À la suite de la campagne « Stagiaires cassés » peu fructueuse de 2009-2010, les associations étudiantes départementales d’éducation relancent le débat de la compensation financière remise aux étudiants à la suite de chacun de leurs stages obligatoires. Une pétition mise en ligne sur le site de l’Assemblée nationale du Québec demande au gouvernement de prendre les mesures nécessaires pour pallier à la non rémunération des stagiaires en éducation. 

Férédéric Chrétien

Selon Caroline Aubry, présidente de la CADEUL, « la volonté d’obtenir une compensation financière provient des associations départementales d’éducation, mais est également portée par la CADEUL et soutenue par tout le caucus des associations. » Il est important de préciser qu’en 2009-2010, c’est la rémunération lors des stages, et non la compensation financière, qui était revendiquée.

Lors de leur parcours universitaire, les étudiants en éducation doivent prendre part à plusieurs stages obligatoires, et ce, bénévolement. Certains étudiants, questionnés sur ces stages, affirment qu’ils sont « exigeants » et « demandent beaucoup de temps ». Ce sont d’ailleurs les raisons principales pour lesquelles les associations étudiantes souhaitent la mise en place de cette compensation financière, en plus du caractère obligatoire de l’exercice et des coûts reliés aux stages.

Améliorer la situation financière des étudiants stagiaires

Audrey Bernard, étudiante au baccalauréat en enseignement au secondaire, affirme que « s’il faut en plus de tout cela consacrer 10 heures par semaine à un travail rémunéré, cela nous enlève 10 heures par semaine pour préparer nos cours, etc. Cela peut sembler peu, mais honnêtement, dans la vie d’un stagiaire, 10 heures par semaine c’est vraiment beaucoup de temps ». Les heures passées en stage sont en effet des heures de travail et d’étude sacrifiées durant lesquelles les étudiants, quelle que soit leur situation financière, peuvent contribuer à leur stress financier.

L’étudiante ajoute d’ailleurs : « Est-ce que j’aimerais recevoir un montant d’argent pendant mes stages ? Oui, certainement, ce serait beaucoup plus simple pour moi – ainsi que pour tous les stagiaires – afin de pouvoir me concentrer entièrement sur mon stage. » Les arguments mis de l’avant sont l’amélioration de la situation financière des étudiants et la reconnaissance de l’importance et la qualité du travail que les étudiants font.

Questionnée sur la réceptivité des établissements à offrir des stages avec compensation financière, Caroline Aubry indique que « la compensation financière souhaitée ne serait pas faite par les écoles, mais bien donnée sous forme de bourse par les universités et à la base, par le gouvernement ». La compensation n’aurait donc aucune répercussion sur le budget des institutions scolaires.

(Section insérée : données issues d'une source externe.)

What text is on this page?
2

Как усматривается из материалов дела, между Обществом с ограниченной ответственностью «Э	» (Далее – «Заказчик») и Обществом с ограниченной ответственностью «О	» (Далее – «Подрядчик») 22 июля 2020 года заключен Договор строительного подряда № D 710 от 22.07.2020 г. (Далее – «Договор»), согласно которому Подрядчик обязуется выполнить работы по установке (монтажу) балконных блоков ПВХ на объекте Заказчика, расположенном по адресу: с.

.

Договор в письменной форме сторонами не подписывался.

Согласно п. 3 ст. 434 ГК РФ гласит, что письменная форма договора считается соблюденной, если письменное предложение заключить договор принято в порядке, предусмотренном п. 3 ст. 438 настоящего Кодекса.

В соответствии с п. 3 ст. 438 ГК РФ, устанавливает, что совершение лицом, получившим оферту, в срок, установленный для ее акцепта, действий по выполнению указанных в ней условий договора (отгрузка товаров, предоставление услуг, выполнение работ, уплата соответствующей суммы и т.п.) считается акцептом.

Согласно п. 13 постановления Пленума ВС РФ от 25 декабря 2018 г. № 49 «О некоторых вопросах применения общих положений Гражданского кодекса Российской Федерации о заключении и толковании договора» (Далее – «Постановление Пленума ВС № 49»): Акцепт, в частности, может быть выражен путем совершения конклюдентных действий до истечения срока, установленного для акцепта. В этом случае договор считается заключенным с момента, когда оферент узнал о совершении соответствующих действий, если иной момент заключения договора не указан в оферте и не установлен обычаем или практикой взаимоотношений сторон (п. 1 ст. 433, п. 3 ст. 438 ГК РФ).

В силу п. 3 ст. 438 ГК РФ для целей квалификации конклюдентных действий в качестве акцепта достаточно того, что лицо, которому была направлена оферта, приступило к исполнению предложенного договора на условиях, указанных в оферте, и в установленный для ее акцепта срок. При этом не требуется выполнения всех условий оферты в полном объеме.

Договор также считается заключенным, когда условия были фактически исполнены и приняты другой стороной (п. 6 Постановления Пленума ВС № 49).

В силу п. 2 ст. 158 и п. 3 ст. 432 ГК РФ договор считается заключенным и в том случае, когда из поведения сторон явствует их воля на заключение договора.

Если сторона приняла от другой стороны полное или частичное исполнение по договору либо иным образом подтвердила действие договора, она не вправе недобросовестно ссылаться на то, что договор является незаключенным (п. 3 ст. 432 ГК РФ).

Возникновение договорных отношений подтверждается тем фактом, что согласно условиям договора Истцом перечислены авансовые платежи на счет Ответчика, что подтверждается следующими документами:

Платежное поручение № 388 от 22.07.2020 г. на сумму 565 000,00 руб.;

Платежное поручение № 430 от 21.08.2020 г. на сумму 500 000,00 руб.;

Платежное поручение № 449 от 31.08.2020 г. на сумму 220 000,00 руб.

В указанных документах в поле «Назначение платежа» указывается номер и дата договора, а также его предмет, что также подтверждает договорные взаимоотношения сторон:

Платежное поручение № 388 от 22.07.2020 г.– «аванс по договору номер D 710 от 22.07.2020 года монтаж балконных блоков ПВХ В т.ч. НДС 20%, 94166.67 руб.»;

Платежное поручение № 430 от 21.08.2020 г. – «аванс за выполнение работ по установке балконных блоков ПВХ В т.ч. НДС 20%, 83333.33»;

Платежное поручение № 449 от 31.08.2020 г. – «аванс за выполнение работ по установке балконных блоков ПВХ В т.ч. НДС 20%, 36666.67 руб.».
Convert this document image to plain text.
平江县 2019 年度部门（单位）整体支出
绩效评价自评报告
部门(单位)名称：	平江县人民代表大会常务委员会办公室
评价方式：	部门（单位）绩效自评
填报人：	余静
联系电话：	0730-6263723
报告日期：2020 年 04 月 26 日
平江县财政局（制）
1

Le gouvernement de concert avec les universités endosserait donc à lui seul toute l’opération.

La totalité des étudiants interrogés a confirmé leur appui à la CADEUL et aux autres associations départementales dans ce dossier.

Plus de 7000 appuis

Une pétition en appui à la démarche des associations étudiantes est d’ailleurs disponible sur le site web de l’Assemblée nationale. Dans le texte de cette pétition on peut y lire certains autres faits moins discutés: « Dans une enquête réalisée par Saine Marketing en 2007, les étudiants en éducation affirmaient consacrer 60,3 heures de leur temps par semaine à leur stage », que « d’après cette même enquête, les étudiants s’endettent de 2000 $ supplémentaires pendant leur stage, puisque la majorité d’entre eux ne peut maintenir un second emploi à temps partiel ».

Cette pétition s’inscrit dans le début des actions menées dans le but de convaincre les autorités en place aux revendications des associations étudiantes et des étudiants en éducation. Jusqu’à maintenant, 7 120 personnes ont signé cette pétition, qui a cours jusqu’au 8 février 2015.